You will need

- knowledge of the linear density or the density of the material

Instruction

1

Units of mass are converted to units of length by using a physical quantity called linear density. In the SI system it has the dimension of kg/m As can be seen, this value differs from the usual density that expresses the mass per unit volume.

Linear density is used to characterize the thickness of threads, wires, fabrics, etc., as well as for the characterization of beams, rails, etc.

Linear density is used to characterize the thickness of threads, wires, fabrics, etc., as well as for the characterization of beams, rails, etc.

2

From the definition of linear density, it follows that for the translation of the mass in the length needed to divide the weight in kilograms per linear density in kg/m. thus we obtain the length in meters. In this length and will be given weight.

3

In that case, if we know the normal density with the dimension kg per cubic meter, to calculate the length of the material, which contains a mass, divide mass by density, and then to the cross-sectional area of the material. Thus, the formula for the length would be: l = V/S = (m/p*S) where m is the mass and V is the volume containing the mass, S is the cross - sectional area, p is the density.

4

In the simplest cases the cross section of the material will have either a round or rectangular shape. The area of the circular section is equal to pi*(R^2), where R is the radius of the cross section.

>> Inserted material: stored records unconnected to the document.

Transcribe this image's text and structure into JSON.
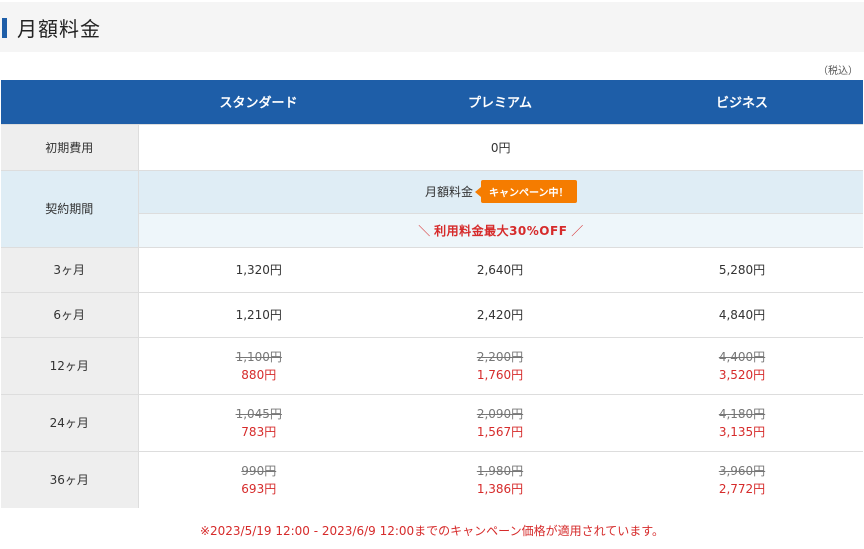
{
  "section": {
    "title": "月額料金",
    "tax_note": "（税込）"
  },
  "table": {
    "plans": [
      "スタンダード",
      "プレミアム",
      "ビジネス"
    ],
    "initial_fee": {
      "label": "初期費用",
      "value": "0円"
    },
    "contract": {
      "label": "契約期間",
      "monthly_label": "月額料金",
      "campaign_badge": "キャンペーン中！",
      "discount_open": "＼",
      "discount_text": "利用料金最大30%OFF",
      "discount_close": "／"
    },
    "rows": [
      {
        "period": "3ヶ月",
        "prices": [
          {
            "current": "1,320円"
          },
          {
            "current": "2,640円"
          },
          {
            "current": "5,280円"
          }
        ]
      },
      {
        "period": "6ヶ月",
        "prices": [
          {
            "current": "1,210円"
          },
          {
            "current": "2,420円"
          },
          {
            "current": "4,840円"
          }
        ]
      },
      {
        "period": "12ヶ月",
        "prices": [
          {
            "old": "1,100円",
            "current": "880円"
          },
          {
            "old": "2,200円",
            "current": "1,760円"
          },
          {
            "old": "4,400円",
            "current": "3,520円"
          }
        ]
      },
      {
        "period": "24ヶ月",
        "prices": [
          {
            "old": "1,045円",
            "current": "783円"
          },
          {
            "old": "2,090円",
            "current": "1,567円"
          },
          {
            "old": "4,180円",
            "current": "3,135円"
          }
        ]
      },
      {
        "period": "36ヶ月",
        "prices": [
          {
            "old": "990円",
            "current": "693円"
          },
          {
            "old": "1,980円",
            "current": "1,386円"
          },
          {
            "old": "3,960円",
            "current": "2,772円"
          }
        ]
      }
    ]
  },
  "footnote": "※2023/5/19 12:00 - 2023/6/9 12:00までのキャンペーン価格が適用されています。",
  "colors": {
    "header_blue": "#1e5ea8",
    "accent_orange": "#f57c00",
    "sale_red": "#d62b2b"
  }
}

In the case of rectangular cross section, its area is equal to a*b, where a and b are the lengths of the sides of the section.

If the cross-section has a non-standard form, in each case, you need to find the area of the geometric shape that represents the cross-section.

In the case of rectangular cross section, its area is equal to a*b, where a and b are the lengths of the sides of the section.

If the cross-section has a non-standard form, in each case, you need to find the area of the geometric shape that represents the cross-section.